ダイヤモンド社刊行ですが、ほんつなには、まだデータが入ってないですかね? いま検索してみたのですが、ひっかかりませんでした。
《※2005-10-17追記:コメントで教えていただきました、↓ほんつなにもデータが入ったようです。》
マンガでわかる小説入門 著者名:すがや みつる
出版社:ダイヤモンド社
出版年:2005.10
ISBN :4478930724
出版社の公式サイトはこちら。
すがやみつるさんのサイトは、こちらです。
作画が横山えいじさんで、ものすっごくキャラがかわいいんですよー。
途中まで拝読しましたが、印税生活を夢みる主人公が出版社に突撃するオープニングから、ぐいぐい読ませます。あくまで前向きにやる気満々の主人公(しかし基礎知識は欠落)が、編集者の現実的なレクチャーを受けて前進していくのですが。
イマドキの出版事情、作家に対してここまであからさまに言わない編集者の方が多いです。
これはプロでも買いかもしれません!
プロならずとも「なぜこんなに出版点数が多いのだ」といった問題に興味がおありのかたは、自転車操業の話とか、からくりがわかると「ああなるほど」といろいろ納得できると思います。
また、よくいわれる「視点のバラつき」や、起承転結などの構成のしかたなど、基礎知識を押さえた上ですと、実際に小説を書こうと思わない人でも、読むにあたって「自分はこの作品のどこに違和感を抱いたのか」「なぜ、ここで戸惑ったのか」などの仕組みに、気づきやすくなるのではないでしょうか。
はじめは「なんでマンガで小説?」と思いますが(笑)、このわかりやすさ、納得のしやすさは、やはりマンガという手法を通して書かれた入門書ならでは、だと納得しました。
つづきを読んで勉強しなくては……。
追記
読了しました! いやー、在庫処分の厳しい現実を描いた、第10章は必見! これも、著者本人ですら、うかがい知ることのできない世界のひとつだと思います。

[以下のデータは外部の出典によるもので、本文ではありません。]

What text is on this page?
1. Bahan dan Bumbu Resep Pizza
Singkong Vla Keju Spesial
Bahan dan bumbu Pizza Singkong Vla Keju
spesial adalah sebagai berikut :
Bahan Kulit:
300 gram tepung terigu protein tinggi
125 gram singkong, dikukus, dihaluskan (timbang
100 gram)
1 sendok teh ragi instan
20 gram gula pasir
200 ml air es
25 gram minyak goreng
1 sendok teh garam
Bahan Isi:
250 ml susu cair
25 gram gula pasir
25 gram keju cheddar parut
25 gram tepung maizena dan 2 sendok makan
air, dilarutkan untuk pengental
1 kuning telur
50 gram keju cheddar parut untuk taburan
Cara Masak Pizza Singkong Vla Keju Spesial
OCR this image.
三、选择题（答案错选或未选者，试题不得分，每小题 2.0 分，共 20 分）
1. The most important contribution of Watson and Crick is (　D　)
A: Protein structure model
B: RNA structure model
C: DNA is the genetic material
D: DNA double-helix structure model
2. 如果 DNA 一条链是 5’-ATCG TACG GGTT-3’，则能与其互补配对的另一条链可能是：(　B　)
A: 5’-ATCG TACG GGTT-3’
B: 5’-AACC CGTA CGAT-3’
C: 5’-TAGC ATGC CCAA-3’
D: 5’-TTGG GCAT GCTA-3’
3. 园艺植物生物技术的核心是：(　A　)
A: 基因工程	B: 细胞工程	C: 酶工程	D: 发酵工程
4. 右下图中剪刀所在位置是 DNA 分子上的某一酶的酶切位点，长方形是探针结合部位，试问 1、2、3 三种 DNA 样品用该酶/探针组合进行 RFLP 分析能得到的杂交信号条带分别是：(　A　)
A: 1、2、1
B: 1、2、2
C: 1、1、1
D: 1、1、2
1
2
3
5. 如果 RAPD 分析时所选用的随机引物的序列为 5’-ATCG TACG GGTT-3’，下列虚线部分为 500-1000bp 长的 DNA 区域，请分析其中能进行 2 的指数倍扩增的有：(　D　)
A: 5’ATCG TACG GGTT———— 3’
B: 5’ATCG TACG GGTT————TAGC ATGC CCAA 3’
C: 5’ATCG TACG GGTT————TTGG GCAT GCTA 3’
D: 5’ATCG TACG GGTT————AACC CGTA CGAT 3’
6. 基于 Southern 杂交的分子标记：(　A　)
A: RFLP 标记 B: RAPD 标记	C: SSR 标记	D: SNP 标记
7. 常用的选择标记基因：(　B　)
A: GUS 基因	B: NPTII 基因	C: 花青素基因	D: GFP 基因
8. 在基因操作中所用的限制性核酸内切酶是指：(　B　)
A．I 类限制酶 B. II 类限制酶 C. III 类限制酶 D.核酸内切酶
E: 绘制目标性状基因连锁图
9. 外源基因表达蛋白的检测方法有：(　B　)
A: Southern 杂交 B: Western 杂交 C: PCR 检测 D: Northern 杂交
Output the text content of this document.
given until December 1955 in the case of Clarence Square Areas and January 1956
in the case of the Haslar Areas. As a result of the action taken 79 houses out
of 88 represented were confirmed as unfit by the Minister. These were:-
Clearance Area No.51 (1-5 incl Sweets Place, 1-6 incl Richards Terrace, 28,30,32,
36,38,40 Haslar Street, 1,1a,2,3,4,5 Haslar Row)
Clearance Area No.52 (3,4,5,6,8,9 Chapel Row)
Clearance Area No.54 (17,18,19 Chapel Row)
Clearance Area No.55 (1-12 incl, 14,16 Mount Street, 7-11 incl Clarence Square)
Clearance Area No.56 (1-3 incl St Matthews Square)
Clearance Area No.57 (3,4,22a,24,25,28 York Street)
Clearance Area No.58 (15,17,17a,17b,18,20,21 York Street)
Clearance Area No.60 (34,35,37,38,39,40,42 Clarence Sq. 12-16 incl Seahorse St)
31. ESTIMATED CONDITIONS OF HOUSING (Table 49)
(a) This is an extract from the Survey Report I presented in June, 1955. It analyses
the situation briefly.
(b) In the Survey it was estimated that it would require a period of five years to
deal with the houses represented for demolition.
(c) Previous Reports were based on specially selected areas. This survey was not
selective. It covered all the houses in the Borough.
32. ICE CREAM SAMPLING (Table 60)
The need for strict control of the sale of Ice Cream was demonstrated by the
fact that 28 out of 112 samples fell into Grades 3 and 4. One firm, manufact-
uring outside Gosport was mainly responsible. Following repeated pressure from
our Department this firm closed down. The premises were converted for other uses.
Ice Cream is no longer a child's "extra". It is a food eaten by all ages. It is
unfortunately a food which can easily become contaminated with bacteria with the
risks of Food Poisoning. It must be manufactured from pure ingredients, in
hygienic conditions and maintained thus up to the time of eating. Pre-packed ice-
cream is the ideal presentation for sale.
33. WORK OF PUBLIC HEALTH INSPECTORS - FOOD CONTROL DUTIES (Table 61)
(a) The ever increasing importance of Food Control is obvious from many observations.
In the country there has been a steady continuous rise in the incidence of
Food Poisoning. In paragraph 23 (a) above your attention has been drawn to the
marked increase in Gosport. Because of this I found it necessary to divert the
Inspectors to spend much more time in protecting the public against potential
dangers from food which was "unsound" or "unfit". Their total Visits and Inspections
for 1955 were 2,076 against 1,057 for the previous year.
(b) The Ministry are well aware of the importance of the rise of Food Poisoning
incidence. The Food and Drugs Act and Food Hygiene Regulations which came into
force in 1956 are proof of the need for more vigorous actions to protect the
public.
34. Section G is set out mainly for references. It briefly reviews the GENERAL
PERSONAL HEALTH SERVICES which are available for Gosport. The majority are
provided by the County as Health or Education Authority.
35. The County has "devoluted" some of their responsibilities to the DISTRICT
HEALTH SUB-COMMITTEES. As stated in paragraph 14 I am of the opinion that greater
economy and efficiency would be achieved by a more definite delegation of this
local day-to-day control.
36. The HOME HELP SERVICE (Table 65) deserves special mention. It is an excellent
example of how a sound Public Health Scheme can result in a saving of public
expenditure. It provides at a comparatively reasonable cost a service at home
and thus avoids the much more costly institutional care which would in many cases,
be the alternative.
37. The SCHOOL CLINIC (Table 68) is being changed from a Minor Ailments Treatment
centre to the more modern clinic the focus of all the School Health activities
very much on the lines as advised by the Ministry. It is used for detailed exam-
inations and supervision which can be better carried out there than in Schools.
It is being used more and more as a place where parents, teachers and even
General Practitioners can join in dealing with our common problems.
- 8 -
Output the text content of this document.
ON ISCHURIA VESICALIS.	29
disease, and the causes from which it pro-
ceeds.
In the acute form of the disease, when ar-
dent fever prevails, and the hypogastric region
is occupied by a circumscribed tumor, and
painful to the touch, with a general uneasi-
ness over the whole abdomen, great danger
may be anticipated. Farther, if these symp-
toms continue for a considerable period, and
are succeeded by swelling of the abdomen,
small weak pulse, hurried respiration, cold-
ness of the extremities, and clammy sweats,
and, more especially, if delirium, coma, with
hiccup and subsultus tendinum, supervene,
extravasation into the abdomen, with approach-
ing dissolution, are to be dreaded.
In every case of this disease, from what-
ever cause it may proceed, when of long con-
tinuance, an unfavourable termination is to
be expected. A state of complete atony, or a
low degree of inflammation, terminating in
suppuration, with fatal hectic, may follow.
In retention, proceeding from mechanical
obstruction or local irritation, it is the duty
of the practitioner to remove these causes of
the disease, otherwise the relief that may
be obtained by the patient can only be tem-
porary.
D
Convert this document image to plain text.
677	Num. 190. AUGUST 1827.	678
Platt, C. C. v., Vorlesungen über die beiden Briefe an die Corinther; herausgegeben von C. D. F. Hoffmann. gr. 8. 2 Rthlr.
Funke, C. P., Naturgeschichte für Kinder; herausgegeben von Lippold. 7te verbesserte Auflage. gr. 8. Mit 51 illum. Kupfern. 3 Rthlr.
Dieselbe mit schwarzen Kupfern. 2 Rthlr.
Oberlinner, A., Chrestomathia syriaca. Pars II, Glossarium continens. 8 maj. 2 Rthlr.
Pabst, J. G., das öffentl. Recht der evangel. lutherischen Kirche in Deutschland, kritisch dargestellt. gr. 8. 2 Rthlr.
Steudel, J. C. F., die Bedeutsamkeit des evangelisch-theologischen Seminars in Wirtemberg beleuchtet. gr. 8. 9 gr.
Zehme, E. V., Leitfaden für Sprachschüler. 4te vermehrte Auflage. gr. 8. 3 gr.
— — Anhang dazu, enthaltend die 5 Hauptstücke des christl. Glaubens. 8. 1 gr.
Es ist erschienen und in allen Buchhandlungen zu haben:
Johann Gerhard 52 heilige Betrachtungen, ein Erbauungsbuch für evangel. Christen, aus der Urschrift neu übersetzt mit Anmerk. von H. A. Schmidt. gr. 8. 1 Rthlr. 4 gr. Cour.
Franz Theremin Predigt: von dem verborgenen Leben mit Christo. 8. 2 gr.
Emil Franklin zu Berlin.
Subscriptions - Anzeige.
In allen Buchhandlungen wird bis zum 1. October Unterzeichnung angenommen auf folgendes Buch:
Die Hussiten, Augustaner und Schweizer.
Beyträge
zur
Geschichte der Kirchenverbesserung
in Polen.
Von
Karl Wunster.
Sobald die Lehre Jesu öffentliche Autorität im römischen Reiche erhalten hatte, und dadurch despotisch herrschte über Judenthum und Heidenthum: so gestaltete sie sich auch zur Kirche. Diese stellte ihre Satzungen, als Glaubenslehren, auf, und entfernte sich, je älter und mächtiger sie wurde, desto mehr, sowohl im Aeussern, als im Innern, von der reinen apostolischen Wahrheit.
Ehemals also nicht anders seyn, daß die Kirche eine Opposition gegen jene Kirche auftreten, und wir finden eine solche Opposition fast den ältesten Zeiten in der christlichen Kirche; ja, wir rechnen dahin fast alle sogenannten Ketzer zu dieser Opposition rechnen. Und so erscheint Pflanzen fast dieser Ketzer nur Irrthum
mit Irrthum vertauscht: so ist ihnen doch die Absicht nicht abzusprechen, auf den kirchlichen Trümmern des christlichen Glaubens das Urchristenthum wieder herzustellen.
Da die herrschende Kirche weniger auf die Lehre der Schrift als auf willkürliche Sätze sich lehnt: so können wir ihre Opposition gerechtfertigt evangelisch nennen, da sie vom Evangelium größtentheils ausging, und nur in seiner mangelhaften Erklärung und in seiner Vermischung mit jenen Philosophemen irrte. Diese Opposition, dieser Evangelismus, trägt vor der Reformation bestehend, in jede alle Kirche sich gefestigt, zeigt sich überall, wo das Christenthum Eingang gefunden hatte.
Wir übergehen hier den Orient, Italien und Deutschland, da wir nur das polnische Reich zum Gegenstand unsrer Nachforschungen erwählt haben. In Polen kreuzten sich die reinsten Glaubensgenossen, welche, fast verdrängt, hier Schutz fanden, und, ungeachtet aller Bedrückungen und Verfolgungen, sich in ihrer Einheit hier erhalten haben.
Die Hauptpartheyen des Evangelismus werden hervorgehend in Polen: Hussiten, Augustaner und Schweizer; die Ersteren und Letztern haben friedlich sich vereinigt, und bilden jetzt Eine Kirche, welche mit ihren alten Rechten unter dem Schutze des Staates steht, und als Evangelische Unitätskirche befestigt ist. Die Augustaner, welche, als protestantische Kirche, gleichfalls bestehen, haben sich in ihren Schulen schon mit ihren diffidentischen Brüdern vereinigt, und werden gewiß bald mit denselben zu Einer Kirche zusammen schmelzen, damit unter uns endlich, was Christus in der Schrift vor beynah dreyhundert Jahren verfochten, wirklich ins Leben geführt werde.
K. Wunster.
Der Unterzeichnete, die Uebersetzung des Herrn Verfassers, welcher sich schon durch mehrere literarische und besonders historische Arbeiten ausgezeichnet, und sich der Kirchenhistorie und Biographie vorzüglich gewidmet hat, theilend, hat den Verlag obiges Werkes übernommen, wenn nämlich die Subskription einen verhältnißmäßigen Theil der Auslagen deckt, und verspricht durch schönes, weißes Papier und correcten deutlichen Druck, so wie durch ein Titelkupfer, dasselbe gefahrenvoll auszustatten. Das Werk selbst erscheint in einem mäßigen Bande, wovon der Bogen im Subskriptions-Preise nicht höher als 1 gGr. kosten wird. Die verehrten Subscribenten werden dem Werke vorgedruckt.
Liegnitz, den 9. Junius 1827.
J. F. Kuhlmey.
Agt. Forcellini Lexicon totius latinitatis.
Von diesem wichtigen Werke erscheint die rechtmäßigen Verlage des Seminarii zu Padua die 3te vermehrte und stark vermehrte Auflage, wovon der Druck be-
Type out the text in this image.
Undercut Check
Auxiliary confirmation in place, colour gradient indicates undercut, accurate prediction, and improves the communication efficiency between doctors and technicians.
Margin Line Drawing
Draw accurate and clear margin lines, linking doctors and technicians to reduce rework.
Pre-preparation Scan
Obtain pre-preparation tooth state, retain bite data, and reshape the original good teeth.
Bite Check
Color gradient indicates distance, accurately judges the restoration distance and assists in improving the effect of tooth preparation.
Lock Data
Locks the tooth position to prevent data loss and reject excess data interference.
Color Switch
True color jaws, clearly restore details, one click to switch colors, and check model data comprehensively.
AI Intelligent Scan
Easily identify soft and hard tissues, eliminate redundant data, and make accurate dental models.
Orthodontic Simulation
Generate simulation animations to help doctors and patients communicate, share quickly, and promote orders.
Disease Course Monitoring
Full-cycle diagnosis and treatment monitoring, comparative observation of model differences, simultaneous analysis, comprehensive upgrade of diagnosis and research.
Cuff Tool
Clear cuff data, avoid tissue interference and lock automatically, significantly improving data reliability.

「版元品切れになります」という通告を実際に受けることは、滅多にありません(それってビジネスとしてどうなんだろう? と思いますが、慣例なんでしょうな。今までに「もう品切れです」とじかに知らされたことは、一回もありません)。
すんごいですよー。断裁の映像なんて、滅多に見られるものではないです!
紙面の向こう側にひろがる「本の終焉の地」の光景に、手を合わせる想いで読みました。